Tornando ad oggi, l’attuale sfida sovranista nasce dal governo di Mateusz Morawiecki, una semplice pedina mossa dall’uomo forte Jaroslaw Kaczynski, leader del partito conservatore e populista PiS, al potere dal 2015. Con l’appoggio dell’’ungherese Orbàn e degli altri leader nazionalisti europei, italiani compresi.

Ad accendere le polveri la sentenza della Corte costituzionale polacca che si è pronunciata sulla preminenza della leggi nazionali rispetto a quelle comunitarie, alla quale si è aggiunta la richiesta – insieme ad altri undici Paesi – di finanziamenti per proteggere le loro frontiere dai migranti provenienti dall’Oriente.
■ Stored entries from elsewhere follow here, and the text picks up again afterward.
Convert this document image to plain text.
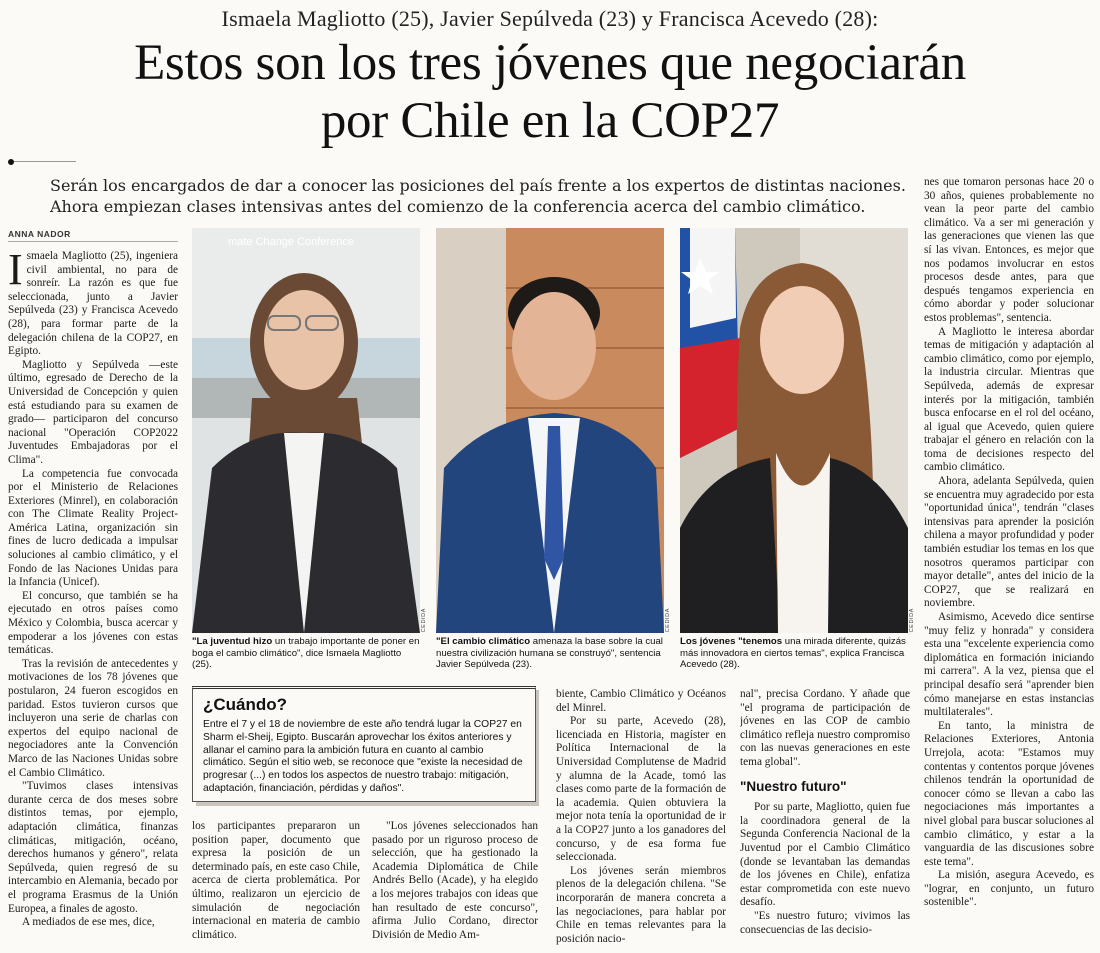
Ismaela Magliotto (25), Javier Sepúlveda (23) y Francisca Acevedo (28):
Estos son los tres jóvenes que negociarán
por Chile en la COP27
Serán los encargados de dar a conocer las posiciones del país frente a los expertos de distintas naciones.
Ahora empiezan clases intensivas antes del comienzo de la conferencia acerca del cambio climático.
ANNA NADOR

Ismaela Magliotto (25), ingeniera civil ambiental, no para de sonreír. La razón es que fue seleccionada, junto a Javier Sepúlveda (23) y Francisca Acevedo (28), para formar parte de la delegación chilena de la COP27, en Egipto.

Magliotto y Sepúlveda —este último, egresado de Derecho de la Universidad de Concepción y quien está estudiando para su examen de grado— participaron del concurso nacional "Operación COP2022 Juventudes Embajadoras por el Clima".

La competencia fue convocada por el Ministerio de Relaciones Exteriores (Minrel), en colaboración con The Climate Reality Project-América Latina, organización sin fines de lucro dedicada a impulsar soluciones al cambio climático, y el Fondo de las Naciones Unidas para la Infancia (Unicef).

El concurso, que también se ha ejecutado en otros países como México y Colombia, busca acercar y empoderar a los jóvenes con estas temáticas.

Tras la revisión de antecedentes y motivaciones de los 78 jóvenes que postularon, 24 fueron escogidos en paridad. Estos tuvieron cursos que incluyeron una serie de charlas con expertos del equipo nacional de negociadores ante la Convención Marco de las Naciones Unidas sobre el Cambio Climático.

"Tuvimos clases intensivas durante cerca de dos meses sobre distintos temas, por ejemplo, adaptación climática, finanzas climáticas, mitigación, océano, derechos humanos y género", relata Sepúlveda, quien regresó de su intercambio en Alemania, becado por el programa Erasmus de la Unión Europea, a finales de agosto.

A mediados de ese mes, dice,

mate Change Conference
CEDIDA	CEDIDA	CEDIDA
"La juventud hizo un trabajo importante de poner en boga el cambio climático", dice Ismaela Magliotto (25).
"El cambio climático amenaza la base sobre la cual nuestra civilización humana se construyó", sentencia Javier Sepúlveda (23).
Los jóvenes "tenemos una mirada diferente, quizás más innovadora en ciertos temas", explica Francisca Acevedo (28).
¿Cuándo?
Entre el 7 y el 18 de noviembre de este año tendrá lugar la COP27 en Sharm el-Sheij, Egipto. Buscarán aprovechar los éxitos anteriores y allanar el camino para la ambición futura en cuanto al cambio climático. Según el sitio web, se reconoce que "existe la necesidad de progresar (...) en todos los aspectos de nuestro trabajo: mitigación, adaptación, financiación, pérdidas y daños".

los participantes prepararon un position paper, documento que expresa la posición de un determinado país, en este caso Chile, acerca de cierta problemática. Por último, realizaron un ejercicio de simulación de negociación internacional en materia de cambio climático.

"Los jóvenes seleccionados han pasado por un riguroso proceso de selección, que ha gestionado la Academia Diplomática de Chile Andrés Bello (Acade), y ha elegido a los mejores trabajos con ideas que han resultado de este concurso", afirma Julio Cordano, director División de Medio Am-

biente, Cambio Climático y Océanos del Minrel.

Por su parte, Acevedo (28), licenciada en Historia, magíster en Política Internacional de la Universidad Complutense de Madrid y alumna de la Acade, tomó las clases como parte de la formación de la academia. Quien obtuviera la mejor nota tenía la oportunidad de ir a la COP27 junto a los ganadores del concurso, y de esa forma fue seleccionada.

Los jóvenes serán miembros plenos de la delegación chilena. "Se incorporarán de manera concreta a las negociaciones, para hablar por Chile en temas relevantes para la posición nacio-

nal", precisa Cordano. Y añade que "el programa de participación de jóvenes en las COP de cambio climático refleja nuestro compromiso con las nuevas generaciones en este tema global".

"Nuestro futuro"

Por su parte, Magliotto, quien fue la coordinadora general de la Segunda Conferencia Nacional de la Juventud por el Cambio Climático (donde se levantaban las demandas de los jóvenes en Chile), enfatiza estar comprometida con este nuevo desafío.

"Es nuestro futuro; vivimos las consecuencias de las decisio-

nes que tomaron personas hace 20 o 30 años, quienes probablemente no vean la peor parte del cambio climático. Va a ser mi generación y las generaciones que vienen las que sí las vivan. Entonces, es mejor que nos podamos involucrar en estos procesos desde antes, para que después tengamos experiencia en cómo abordar y poder solucionar estos problemas", sentencia.

A Magliotto le interesa abordar temas de mitigación y adaptación al cambio climático, como por ejemplo, la industria circular. Mientras que Sepúlveda, además de expresar interés por la mitigación, también busca enfocarse en el rol del océano, al igual que Acevedo, quien quiere trabajar el género en relación con la toma de decisiones respecto del cambio climático.

Ahora, adelanta Sepúlveda, quien se encuentra muy agradecido por esta "oportunidad única", tendrán "clases intensivas para aprender la posición chilena a mayor profundidad y poder también estudiar los temas en los que nosotros queramos participar con mayor detalle", antes del inicio de la COP27, que se realizará en noviembre.

Asimismo, Acevedo dice sentirse "muy feliz y honrada" y considera esta una "excelente experiencia como diplomática en formación iniciando mi carrera". A la vez, piensa que el principal desafío será "aprender bien cómo manejarse en estas instancias multilaterales".

En tanto, la ministra de Relaciones Exteriores, Antonia Urrejola, acota: "Estamos muy contentas y contentos porque jóvenes chilenos tendrán la oportunidad de conocer cómo se llevan a cabo las negociaciones más importantes a nivel global para buscar soluciones al cambio climático, y estar a la vanguardia de las discusiones sobre este tema".

La misión, asegura Acevedo, es "lograr, en conjunto, un futuro sostenible".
La reazione dei vertici di Bruxelles, come sappiamo, è stata decisa e immediata contro la costruzione di muri. In realtà queste azioni vanno lette più in chiave interna, perché non rispecchiano tutti i polacchi, come dimostrano le recenti manifestazioni di piazza contro il governo. Milioni di polacchi si riconoscono nell’opposizione europeista di Donald Tusk piuttosto che in Kaczynski, ma non basta per frenare le politiche illiberali del governo contro la stampa, l’aborto libero, l’accoglienza. Di certo non è possibile pensare all’espulsione della Polonia dall’Ue (una procedura non prevista dai Trattati), ma è altrettanto certo che si può arginare l’arroganza sovranista con lo stop ai finanziamenti in mancanza di garanzie sui temi in discussione.